The Enhanced Games promised to revolutionize sports. They said allowing performance-enhancing drugs would unlock superhuman performances. They claimed we'd see world records shattered left and right.
Well, the results are in. And they're... underwhelming.
Only one world record was broken by a doped athlete at the Las Vegas debut - Greek swimmer Kristian Gkolomeev, who swam the 50-meter freestyle in 20.81 seconds and pocketed a cool $1 million bonus. Problem is, his record won't be officially recognized since the event sanctions PEDs.

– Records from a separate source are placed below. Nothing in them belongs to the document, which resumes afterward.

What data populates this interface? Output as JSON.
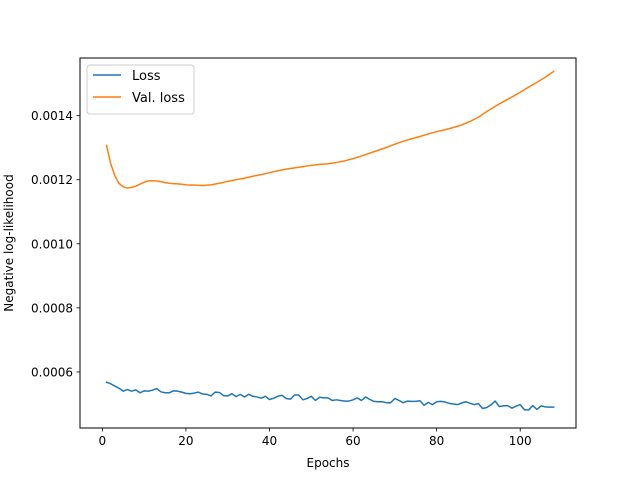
{
  "chart_data": {
    "type": "line",
    "title": "",
    "xlabel": "Epochs",
    "ylabel": "Negative log-likelihood",
    "xlim": [
      -5.35,
      113.35
    ],
    "ylim": [
      0.000425,
      0.00158
    ],
    "xticks": [
      0,
      20,
      40,
      60,
      80,
      100
    ],
    "yticks": [
      0.0006,
      0.0008,
      0.001,
      0.0012,
      0.0014
    ],
    "ytick_labels": [
      "0.0006",
      "0.0008",
      "0.0010",
      "0.0012",
      "0.0014"
    ],
    "grid": false,
    "legend_position": "top-left",
    "series": [
      {
        "name": "Loss",
        "color": "#1f77b4",
        "x": [
          1,
          2,
          3,
          4,
          5,
          6,
          7,
          8,
          9,
          10,
          11,
          12,
          13,
          14,
          15,
          16,
          17,
          18,
          19,
          20,
          21,
          22,
          23,
          24,
          25,
          26,
          27,
          28,
          29,
          30,
          31,
          32,
          33,
          34,
          35,
          36,
          37,
          38,
          39,
          40,
          41,
          42,
          43,
          44,
          45,
          46,
          47,
          48,
          49,
          50,
          51,
          52,
          53,
          54,
          55,
          56,
          57,
          58,
          59,
          60,
          61,
          62,
          63,
          64,
          65,
          66,
          67,
          68,
          69,
          70,
          71,
          72,
          73,
          74,
          75,
          76,
          77,
          78,
          79,
          80,
          81,
          82,
          83,
          84,
          85,
          86,
          87,
          88,
          89,
          90,
          91,
          92,
          93,
          94,
          95,
          96,
          97,
          98,
          99,
          100,
          101,
          102,
          103,
          104,
          105,
          106,
          107,
          108
        ],
        "y": [
          0.000568,
          0.000563,
          0.000556,
          0.000549,
          0.00054,
          0.000545,
          0.00054,
          0.000544,
          0.000535,
          0.000541,
          0.00054,
          0.000543,
          0.000548,
          0.000538,
          0.000535,
          0.000535,
          0.000541,
          0.00054,
          0.000537,
          0.000533,
          0.000532,
          0.000534,
          0.000537,
          0.000531,
          0.00053,
          0.000525,
          0.000537,
          0.000536,
          0.000526,
          0.000525,
          0.000532,
          0.000523,
          0.00053,
          0.000522,
          0.00053,
          0.000524,
          0.000522,
          0.000518,
          0.000524,
          0.000514,
          0.000518,
          0.000524,
          0.000527,
          0.000517,
          0.000515,
          0.000528,
          0.000528,
          0.000513,
          0.000517,
          0.000524,
          0.000511,
          0.000521,
          0.000519,
          0.000519,
          0.000511,
          0.000513,
          0.000511,
          0.000509,
          0.000509,
          0.000513,
          0.000519,
          0.000511,
          0.000522,
          0.000514,
          0.000508,
          0.000507,
          0.000507,
          0.000504,
          0.000504,
          0.000517,
          0.000511,
          0.000504,
          0.000509,
          0.000508,
          0.000508,
          0.00051,
          0.000496,
          0.000505,
          0.000498,
          0.000507,
          0.000508,
          0.000506,
          0.000502,
          0.0005,
          0.000498,
          0.000503,
          0.000507,
          0.000502,
          0.000498,
          0.000501,
          0.000486,
          0.000489,
          0.000497,
          0.000509,
          0.000492,
          0.000494,
          0.000495,
          0.000487,
          0.000493,
          0.000498,
          0.000482,
          0.000481,
          0.000495,
          0.000483,
          0.000494,
          0.000491,
          0.00049,
          0.00049
        ]
      },
      {
        "name": "Val. loss",
        "color": "#ff7f0e",
        "x": [
          1,
          2,
          3,
          4,
          5,
          6,
          7,
          8,
          9,
          10,
          11,
          12,
          13,
          14,
          15,
          16,
          17,
          18,
          19,
          20,
          22,
          24,
          26,
          28,
          30,
          32,
          34,
          36,
          38,
          40,
          42,
          44,
          46,
          48,
          50,
          52,
          54,
          56,
          58,
          60,
          62,
          64,
          66,
          68,
          70,
          72,
          74,
          76,
          78,
          80,
          82,
          84,
          86,
          88,
          90,
          92,
          94,
          96,
          98,
          100,
          102,
          104,
          106,
          108
        ],
        "y": [
          0.001307,
          0.00125,
          0.001212,
          0.001188,
          0.001178,
          0.001174,
          0.001176,
          0.00118,
          0.001186,
          0.001192,
          0.001196,
          0.001197,
          0.001196,
          0.001194,
          0.001191,
          0.001189,
          0.001188,
          0.001187,
          0.001186,
          0.001184,
          0.001183,
          0.001182,
          0.001184,
          0.001189,
          0.001195,
          0.0012,
          0.001205,
          0.001211,
          0.001216,
          0.001222,
          0.001228,
          0.001233,
          0.001237,
          0.001241,
          0.001245,
          0.001248,
          0.00125,
          0.001254,
          0.001259,
          0.001266,
          0.001274,
          0.001283,
          0.001292,
          0.001301,
          0.001311,
          0.00132,
          0.001328,
          0.001335,
          0.001343,
          0.00135,
          0.001356,
          0.001363,
          0.001371,
          0.001382,
          0.001395,
          0.001413,
          0.001429,
          0.001444,
          0.001458,
          0.001473,
          0.001489,
          0.001504,
          0.00152,
          0.001538
        ]
      }
    ]
  }
}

Even more telling? Three clean athletes won their events. Let that sink in. At a competition designed to showcase what doping can do, clean athletes still came out on top.
Take Fred Kerley in the men's 100-meter final. He won with a time of 9.97 seconds - good for $250,000. Except that time is 0.39 seconds slower than Usain Bolt's 2009 world record. And it would have placed Kerley dead last at the 2024 Paris Olympics, where he won bronze.
So much for superhuman.
Hormone specialist Greg Novacheck explained what went wrong: "It is not humans at their prime." The Enhanced Games attracted retired Olympians past their competitive peaks. Gkolomeev, the only record-breaker, retired from competitive swimming in 2025 after four Olympics without winning medals.

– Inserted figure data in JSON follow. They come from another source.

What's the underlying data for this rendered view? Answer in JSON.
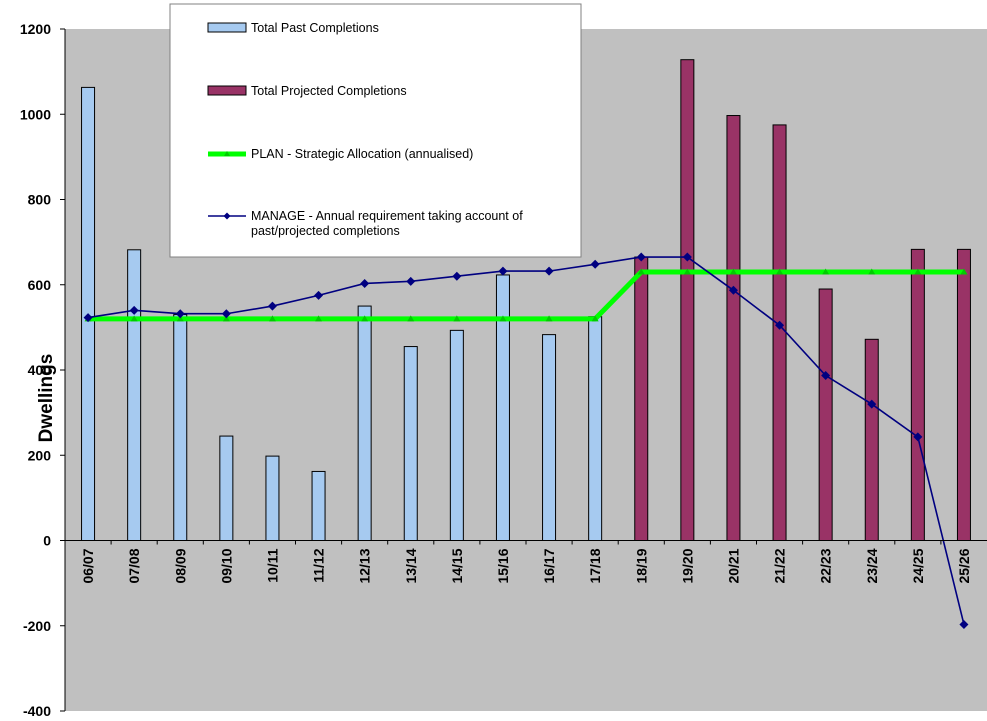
{
  "chart_data": {
    "type": "bar",
    "ylabel": "Dwellings",
    "xlabel": "",
    "ylim": [
      -400,
      1200
    ],
    "yticks": [
      -400,
      -200,
      0,
      200,
      400,
      600,
      800,
      1000,
      1200
    ],
    "grid": false,
    "legend_position": "top-center",
    "background_color": "#c0c0c0",
    "categories": [
      "06/07",
      "07/08",
      "08/09",
      "09/10",
      "10/11",
      "11/12",
      "12/13",
      "13/14",
      "14/15",
      "15/16",
      "16/17",
      "17/18",
      "18/19",
      "19/20",
      "20/21",
      "21/22",
      "22/23",
      "23/24",
      "24/25",
      "25/26"
    ],
    "series": [
      {
        "name": "Total Past Completions",
        "kind": "bar",
        "color": "#a6caf0",
        "values": [
          1063,
          682,
          530,
          245,
          198,
          162,
          550,
          455,
          493,
          623,
          483,
          525,
          null,
          null,
          null,
          null,
          null,
          null,
          null,
          null
        ]
      },
      {
        "name": "Total Projected Completions",
        "kind": "bar",
        "color": "#993366",
        "values": [
          null,
          null,
          null,
          null,
          null,
          null,
          null,
          null,
          null,
          null,
          null,
          null,
          665,
          1128,
          997,
          975,
          590,
          472,
          683,
          683
        ]
      },
      {
        "name": "PLAN - Strategic Allocation (annualised)",
        "kind": "line",
        "color": "#00ff00",
        "values": [
          520,
          520,
          520,
          520,
          520,
          520,
          520,
          520,
          520,
          520,
          520,
          520,
          630,
          630,
          630,
          630,
          630,
          630,
          630,
          630
        ]
      },
      {
        "name": "MANAGE - Annual requirement taking account of past/projected completions",
        "kind": "line",
        "color": "#000080",
        "values": [
          523,
          540,
          532,
          532,
          550,
          575,
          603,
          608,
          620,
          632,
          632,
          648,
          665,
          665,
          587,
          505,
          387,
          320,
          243,
          -197
        ]
      }
    ]
  }
}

Turns out you can't just pump PEDs into aging athletes and expect them to suddenly become superhuman. Talent, training, and being in your prime still matter more than chemistry.
Does this mean the conversation about transparency in doping goes away? Probably not. But it does prove that the Enhanced Games' central premise - that PEDs are the difference between good and great - is fundamentally flawed.
The best athletes in the world are the best because of genetics, work ethic, coaching, and timing. Drugs might help around the margins, but they're not magic.
The Enhanced Games wanted to challenge conventional sports. Instead, they proved why conventional sports got it right.
That's what sports is all about, folks.